A tous ces auteurs, on joindra les observations de Morgagni, de Manfredi, de Santorini & autres, répandues dans les mémoires de l’académ. des Sciences, & dans les Transactions philosophiques. Enfin les curieux savent que Ruysch, Albinus, Nicholls ont fait de leur côté de belles préparations & injections de diverses parties de l’oreille.

Quelques anatomistes, comme M. Hunauld, ont essayé de faciliter la connoissance de l’organe de l’ouïe en taillant des coupes d’os de grandeur double, triple ou quatruple de toutes les parties de l’oreille. M. Martiani, médecin sicilien, eut l’honneur de présenter en 1743 à l’académie des Sciences de semblables coupes artistement sculptées en bois de tilleul, au nombre de sept, qu’on peut voir au cabinet du roi, & dont M. Daubanton a donné l’explication & les figures dans le troisieme tome de l’explication de ce cabinet.

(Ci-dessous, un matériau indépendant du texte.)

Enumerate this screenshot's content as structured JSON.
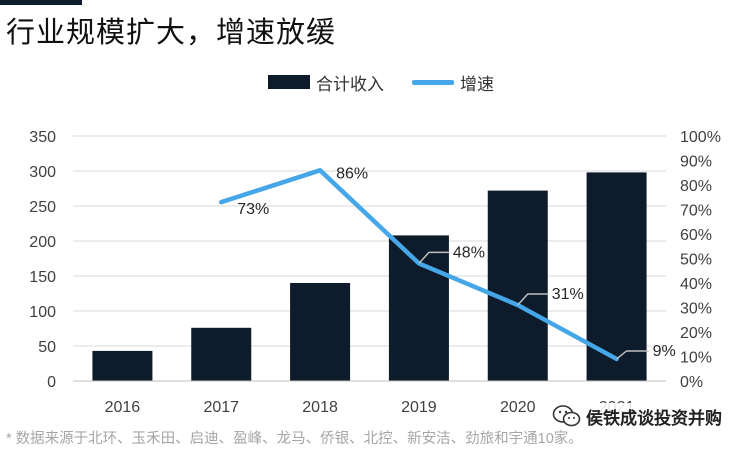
{
  "title": "行业规模扩大，增速放缓",
  "legend": {
    "bar_label": "合计收入",
    "line_label": "增速"
  },
  "footnote": "* 数据来源于北环、玉禾田、启迪、盈峰、龙马、侨银、北控、新安洁、劲旅和宇通10家。",
  "watermark": {
    "text": "侯铁成谈投资并购",
    "icon": "wechat-icon"
  },
  "colors": {
    "bar": "#0d1b2a",
    "line": "#45a6e8",
    "grid": "#d9d9d9",
    "label_leader": "#bfbfbf"
  },
  "chart_data": {
    "type": "bar",
    "categories": [
      "2016",
      "2017",
      "2018",
      "2019",
      "2020",
      "2021"
    ],
    "series": [
      {
        "name": "合计收入",
        "type": "bar",
        "axis": "left",
        "values": [
          43,
          76,
          140,
          208,
          272,
          298
        ]
      },
      {
        "name": "增速",
        "type": "line",
        "axis": "right",
        "values": [
          null,
          0.73,
          0.86,
          0.48,
          0.31,
          0.09
        ],
        "labels": [
          "",
          "73%",
          "86%",
          "48%",
          "31%",
          "9%"
        ]
      }
    ],
    "ylim": [
      0,
      350
    ],
    "yticks": [
      0,
      50,
      100,
      150,
      200,
      250,
      300,
      350
    ],
    "y2lim": [
      0,
      1
    ],
    "y2ticks": [
      "0%",
      "10%",
      "20%",
      "30%",
      "40%",
      "50%",
      "60%",
      "70%",
      "80%",
      "90%",
      "100%"
    ],
    "grid": true,
    "legend_position": "top-center"
  }
}
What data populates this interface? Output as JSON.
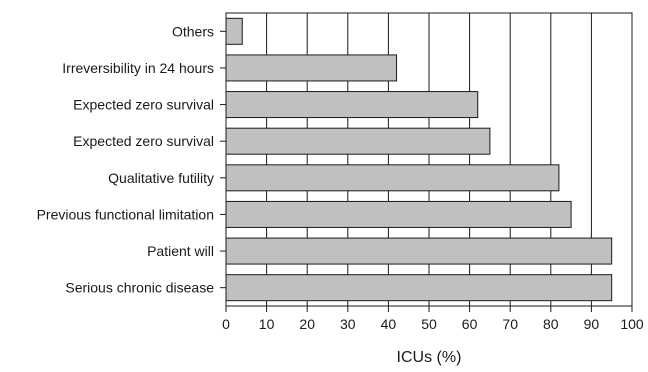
{
  "chart_data": {
    "type": "bar",
    "orientation": "horizontal",
    "categories": [
      "Others",
      "Irreversibility in 24 hours",
      "Expected zero survival",
      "Expected zero survival",
      "Qualitative futility",
      "Previous functional limitation",
      "Patient will",
      "Serious chronic disease"
    ],
    "values": [
      4,
      42,
      62,
      65,
      82,
      85,
      95,
      95
    ],
    "title": "",
    "xlabel": "ICUs (%)",
    "ylabel": "",
    "xlim": [
      0,
      100
    ],
    "xticks": [
      0,
      10,
      20,
      30,
      40,
      50,
      60,
      70,
      80,
      90,
      100
    ],
    "grid": "vertical",
    "legend": "none",
    "bar_color": "#c0c0c0",
    "bar_edge_color": "#1a1a1a",
    "axis_color": "#1a1a1a"
  }
}
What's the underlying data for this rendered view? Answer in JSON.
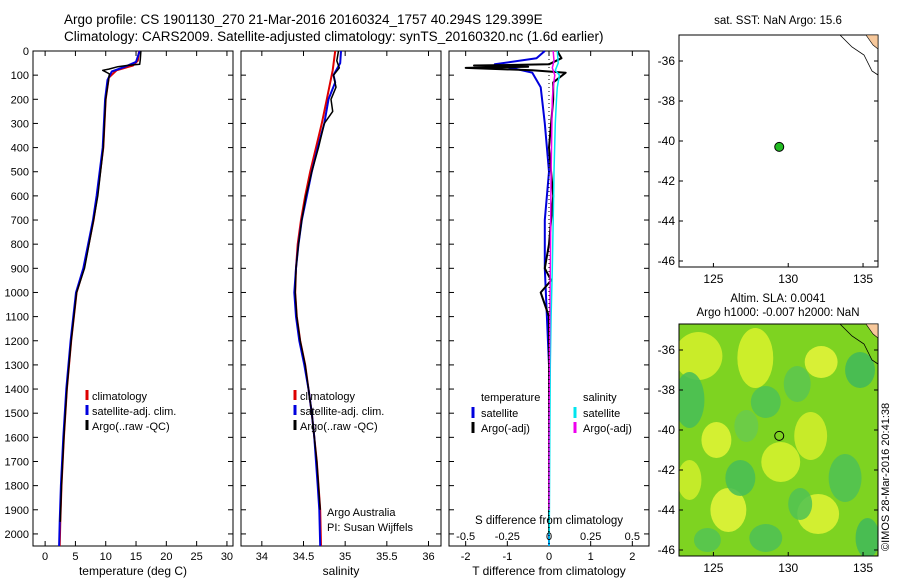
{
  "header": {
    "line1": "Argo profile: CS 1901130_270 21-Mar-2016 20160324_1757 40.294S 129.399E",
    "line2": "Climatology: CARS2009. Satellite-adjusted climatology: synTS_20160320.nc (1.6d earlier)"
  },
  "watermark": "©IMOS 28-Mar-2016 20:41:38",
  "colors": {
    "climatology": "#dd0000",
    "satellite": "#0000dd",
    "argo": "#000000",
    "sat_salinity": "#00e5ee",
    "argo_adj_salinity": "#ee00ee"
  },
  "chart_data": [
    {
      "id": "temperature",
      "type": "line",
      "xlabel": "temperature (deg C)",
      "xlim": [
        -2,
        31
      ],
      "ylim": [
        2050,
        0
      ],
      "x_ticks": [
        0,
        5,
        10,
        15,
        20,
        25,
        30
      ],
      "x_tick_labels": [
        "0",
        "5",
        "10",
        "15",
        "20",
        "25",
        "30"
      ],
      "y_ticks": [
        0,
        100,
        200,
        300,
        400,
        500,
        600,
        700,
        800,
        900,
        1000,
        1100,
        1200,
        1300,
        1400,
        1500,
        1600,
        1700,
        1800,
        1900,
        2000
      ],
      "legend": [
        "climatology",
        "satellite-adj. clim.",
        "Argo(..raw -QC)"
      ],
      "series": [
        {
          "name": "climatology",
          "color": "#dd0000",
          "width": 2,
          "points": [
            [
              15.5,
              0
            ],
            [
              15.3,
              40
            ],
            [
              14.5,
              60
            ],
            [
              11.8,
              80
            ],
            [
              10.5,
              110
            ],
            [
              10.0,
              200
            ],
            [
              9.6,
              400
            ],
            [
              8.6,
              600
            ],
            [
              8.0,
              700
            ],
            [
              6.4,
              900
            ],
            [
              5.2,
              1000
            ],
            [
              4.3,
              1200
            ],
            [
              3.6,
              1400
            ],
            [
              3.1,
              1600
            ],
            [
              2.7,
              1800
            ],
            [
              2.5,
              1950
            ],
            [
              2.4,
              2050
            ]
          ]
        },
        {
          "name": "satellite-adj. clim.",
          "color": "#0000dd",
          "width": 2,
          "points": [
            [
              15.6,
              0
            ],
            [
              15.0,
              45
            ],
            [
              13.2,
              65
            ],
            [
              11.0,
              85
            ],
            [
              10.3,
              120
            ],
            [
              9.9,
              200
            ],
            [
              9.5,
              400
            ],
            [
              8.5,
              600
            ],
            [
              7.9,
              700
            ],
            [
              6.3,
              900
            ],
            [
              5.1,
              1000
            ],
            [
              4.2,
              1200
            ],
            [
              3.5,
              1400
            ],
            [
              3.0,
              1600
            ],
            [
              2.6,
              1800
            ],
            [
              2.4,
              1950
            ],
            [
              2.3,
              2050
            ]
          ]
        },
        {
          "name": "Argo(..raw -QC)",
          "color": "#000000",
          "width": 1.5,
          "points": [
            [
              15.8,
              0
            ],
            [
              15.7,
              35
            ],
            [
              15.6,
              55
            ],
            [
              13.5,
              60
            ],
            [
              12.0,
              65
            ],
            [
              10.5,
              75
            ],
            [
              9.5,
              80
            ],
            [
              10.6,
              95
            ],
            [
              10.4,
              130
            ],
            [
              10.0,
              200
            ],
            [
              9.6,
              400
            ],
            [
              8.7,
              600
            ],
            [
              8.0,
              700
            ],
            [
              6.5,
              900
            ],
            [
              5.2,
              1000
            ],
            [
              4.3,
              1200
            ],
            [
              3.6,
              1400
            ],
            [
              3.1,
              1600
            ],
            [
              2.7,
              1800
            ],
            [
              2.5,
              1950
            ]
          ]
        }
      ]
    },
    {
      "id": "salinity",
      "type": "line",
      "xlabel": "salinity",
      "xlim": [
        33.75,
        36.15
      ],
      "ylim": [
        2050,
        0
      ],
      "x_ticks": [
        34,
        34.5,
        35,
        35.5,
        36
      ],
      "x_tick_labels": [
        "34",
        "34.5",
        "35",
        "35.5",
        "36"
      ],
      "legend": [
        "climatology",
        "satellite-adj. clim.",
        "Argo(..raw -QC)"
      ],
      "annotation": [
        "Argo Australia",
        "PI: Susan Wijffels"
      ],
      "series": [
        {
          "name": "climatology",
          "color": "#dd0000",
          "width": 2,
          "points": [
            [
              34.88,
              0
            ],
            [
              34.85,
              80
            ],
            [
              34.78,
              200
            ],
            [
              34.72,
              300
            ],
            [
              34.65,
              400
            ],
            [
              34.58,
              500
            ],
            [
              34.52,
              600
            ],
            [
              34.47,
              700
            ],
            [
              34.43,
              800
            ],
            [
              34.41,
              900
            ],
            [
              34.4,
              1000
            ],
            [
              34.42,
              1100
            ],
            [
              34.46,
              1200
            ],
            [
              34.52,
              1300
            ],
            [
              34.56,
              1400
            ],
            [
              34.6,
              1500
            ],
            [
              34.63,
              1600
            ],
            [
              34.66,
              1700
            ],
            [
              34.68,
              1800
            ],
            [
              34.7,
              1900
            ],
            [
              34.71,
              2050
            ]
          ]
        },
        {
          "name": "satellite-adj. clim.",
          "color": "#0000dd",
          "width": 2,
          "points": [
            [
              34.95,
              0
            ],
            [
              34.94,
              50
            ],
            [
              34.86,
              100
            ],
            [
              34.88,
              130
            ],
            [
              34.8,
              200
            ],
            [
              34.75,
              300
            ],
            [
              34.67,
              400
            ],
            [
              34.6,
              500
            ],
            [
              34.54,
              600
            ],
            [
              34.48,
              700
            ],
            [
              34.44,
              800
            ],
            [
              34.41,
              900
            ],
            [
              34.39,
              1000
            ],
            [
              34.41,
              1100
            ],
            [
              34.45,
              1200
            ],
            [
              34.51,
              1300
            ],
            [
              34.56,
              1400
            ],
            [
              34.6,
              1500
            ],
            [
              34.63,
              1600
            ],
            [
              34.65,
              1700
            ],
            [
              34.67,
              1800
            ],
            [
              34.69,
              1900
            ],
            [
              34.7,
              2050
            ]
          ]
        },
        {
          "name": "Argo(..raw -QC)",
          "color": "#000000",
          "width": 1.5,
          "points": [
            [
              34.92,
              0
            ],
            [
              34.9,
              40
            ],
            [
              34.93,
              70
            ],
            [
              34.86,
              100
            ],
            [
              34.89,
              150
            ],
            [
              34.83,
              200
            ],
            [
              34.85,
              250
            ],
            [
              34.75,
              300
            ],
            [
              34.68,
              400
            ],
            [
              34.6,
              500
            ],
            [
              34.53,
              600
            ],
            [
              34.48,
              700
            ],
            [
              34.44,
              800
            ],
            [
              34.41,
              900
            ],
            [
              34.4,
              1000
            ],
            [
              34.42,
              1100
            ],
            [
              34.46,
              1200
            ],
            [
              34.52,
              1300
            ],
            [
              34.56,
              1400
            ],
            [
              34.6,
              1500
            ],
            [
              34.63,
              1600
            ],
            [
              34.66,
              1700
            ],
            [
              34.68,
              1800
            ],
            [
              34.7,
              1900
            ]
          ]
        }
      ]
    },
    {
      "id": "difference",
      "type": "line",
      "xlabel": "T difference from climatology",
      "top_label": "S difference from climatology",
      "xlim": [
        -2.4,
        2.4
      ],
      "ylim": [
        2050,
        0
      ],
      "x_ticks": [
        -2,
        -1,
        0,
        1,
        2
      ],
      "x_tick_labels": [
        "-2",
        "-1",
        "0",
        "1",
        "2"
      ],
      "s_ticks": [
        -0.5,
        -0.25,
        0,
        0.25,
        0.5
      ],
      "s_tick_labels": [
        "-0.5",
        "-0.25",
        "0",
        "0.25",
        "0.5"
      ],
      "legend_headers": [
        "temperature",
        "salinity"
      ],
      "legend": [
        "satellite",
        "Argo(-adj)",
        "satellite",
        "Argo(-adj)"
      ],
      "series": [
        {
          "name": "temperature satellite",
          "color": "#0000dd",
          "width": 2,
          "points": [
            [
              -0.1,
              0
            ],
            [
              -0.3,
              30
            ],
            [
              -1.3,
              55
            ],
            [
              -0.9,
              70
            ],
            [
              -0.4,
              90
            ],
            [
              -0.2,
              150
            ],
            [
              -0.1,
              300
            ],
            [
              0.0,
              500
            ],
            [
              -0.1,
              700
            ],
            [
              -0.1,
              900
            ],
            [
              -0.05,
              1100
            ],
            [
              0.0,
              1300
            ],
            [
              0.0,
              1600
            ],
            [
              0.0,
              1900
            ],
            [
              0.0,
              2050
            ]
          ]
        },
        {
          "name": "temperature Argo(-adj)",
          "color": "#000000",
          "width": 2,
          "points": [
            [
              0.2,
              0
            ],
            [
              0.3,
              30
            ],
            [
              0.0,
              55
            ],
            [
              -1.8,
              60
            ],
            [
              -0.5,
              65
            ],
            [
              -2.0,
              70
            ],
            [
              -0.4,
              80
            ],
            [
              0.4,
              90
            ],
            [
              0.1,
              130
            ],
            [
              0.1,
              200
            ],
            [
              0.0,
              400
            ],
            [
              0.1,
              600
            ],
            [
              0.0,
              800
            ],
            [
              -0.1,
              900
            ],
            [
              0.05,
              950
            ],
            [
              -0.2,
              1000
            ],
            [
              -0.1,
              1050
            ],
            [
              0.0,
              1100
            ],
            [
              0.0,
              1300
            ],
            [
              0.0,
              1600
            ],
            [
              0.0,
              1900
            ],
            [
              0.0,
              2000
            ]
          ]
        },
        {
          "name": "salinity satellite",
          "color": "#00e5ee",
          "width": 1.5,
          "points": [
            [
              0.2,
              0
            ],
            [
              0.22,
              50
            ],
            [
              0.15,
              80
            ],
            [
              0.25,
              100
            ],
            [
              0.2,
              150
            ],
            [
              0.18,
              200
            ],
            [
              0.15,
              300
            ],
            [
              0.12,
              500
            ],
            [
              0.1,
              700
            ],
            [
              0.08,
              900
            ],
            [
              0.05,
              1100
            ],
            [
              0.03,
              1300
            ],
            [
              0.02,
              1600
            ],
            [
              0.01,
              1900
            ],
            [
              0.0,
              2050
            ]
          ]
        },
        {
          "name": "salinity Argo(-adj)",
          "color": "#ee00ee",
          "width": 1.5,
          "points": [
            [
              0.1,
              0
            ],
            [
              0.12,
              40
            ],
            [
              0.08,
              70
            ],
            [
              0.14,
              100
            ],
            [
              0.1,
              150
            ],
            [
              0.08,
              200
            ],
            [
              0.07,
              300
            ],
            [
              0.05,
              500
            ],
            [
              0.04,
              700
            ],
            [
              0.03,
              900
            ],
            [
              0.02,
              1100
            ],
            [
              0.01,
              1300
            ],
            [
              0.0,
              1600
            ],
            [
              0.0,
              1900
            ]
          ]
        }
      ]
    },
    {
      "id": "sst_map",
      "type": "scatter",
      "title": "sat. SST: NaN Argo: 15.6",
      "xlim": [
        122.7,
        136.0
      ],
      "ylim": [
        -46.3,
        -34.7
      ],
      "x_ticks": [
        125,
        130,
        135
      ],
      "x_tick_labels": [
        "125",
        "130",
        "135"
      ],
      "y_ticks": [
        -36,
        -38,
        -40,
        -42,
        -44,
        -46
      ],
      "y_tick_labels": [
        "-36",
        "-38",
        "-40",
        "-42",
        "-44",
        "-46"
      ],
      "point": {
        "lon": 129.399,
        "lat": -40.294,
        "color": "#22bb22"
      }
    },
    {
      "id": "sla_map",
      "type": "heatmap",
      "title_line1": "Altim. SLA: 0.0041",
      "title_line2": "Argo h1000: -0.007 h2000: NaN",
      "xlim": [
        122.7,
        136.0
      ],
      "ylim": [
        -46.3,
        -34.7
      ],
      "x_ticks": [
        125,
        130,
        135
      ],
      "x_tick_labels": [
        "125",
        "130",
        "135"
      ],
      "y_ticks": [
        -36,
        -38,
        -40,
        -42,
        -44,
        -46
      ],
      "y_tick_labels": [
        "-36",
        "-38",
        "-40",
        "-42",
        "-44",
        "-46"
      ],
      "point": {
        "lon": 129.399,
        "lat": -40.294
      }
    }
  ]
}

En un mot, les modernes n’ont rien oublié pour nous procurer des connoissances de l’organe de l’ouïe, mais s’ils sont parvenus à exciter notre admiration sur son artifice, ils n’ont pas été assez heureux pour le dévoiler un peu complettement, & selon toute apparence on n’y parviendra jamais. (Le Chevalier de Jaucourt.)

Oreille, les maladies chirurgicales de l’oreille ne sont pas en grand nombre, elles méritent cependant une attention particuliere : si elles étoient plus nombreuses, il s’éleveroit sûrement une espece de chirurgiens pour les traiter exclusivement, comme les maladies des yeux. Le conduit de l’oreille peut être bouché par vice de conformation par une membrane. Si cette cloison est profondément située dans le conduit auditif, il faut de la prudence pour y porter l’instrument tranchant. Si elle est superficielle, on la fend sans grand inconvénient. Il faut faire l’incision cruciale, & mettre dans le conduit une tente de charpie pour écarter les lambeaux de la membrane, jusqu’à ce que la consolidation des plaies soit faite.

Il arrive quelquefois à la suite des abscès de l’oreille, des excroissances charnues qu’il faut détruire.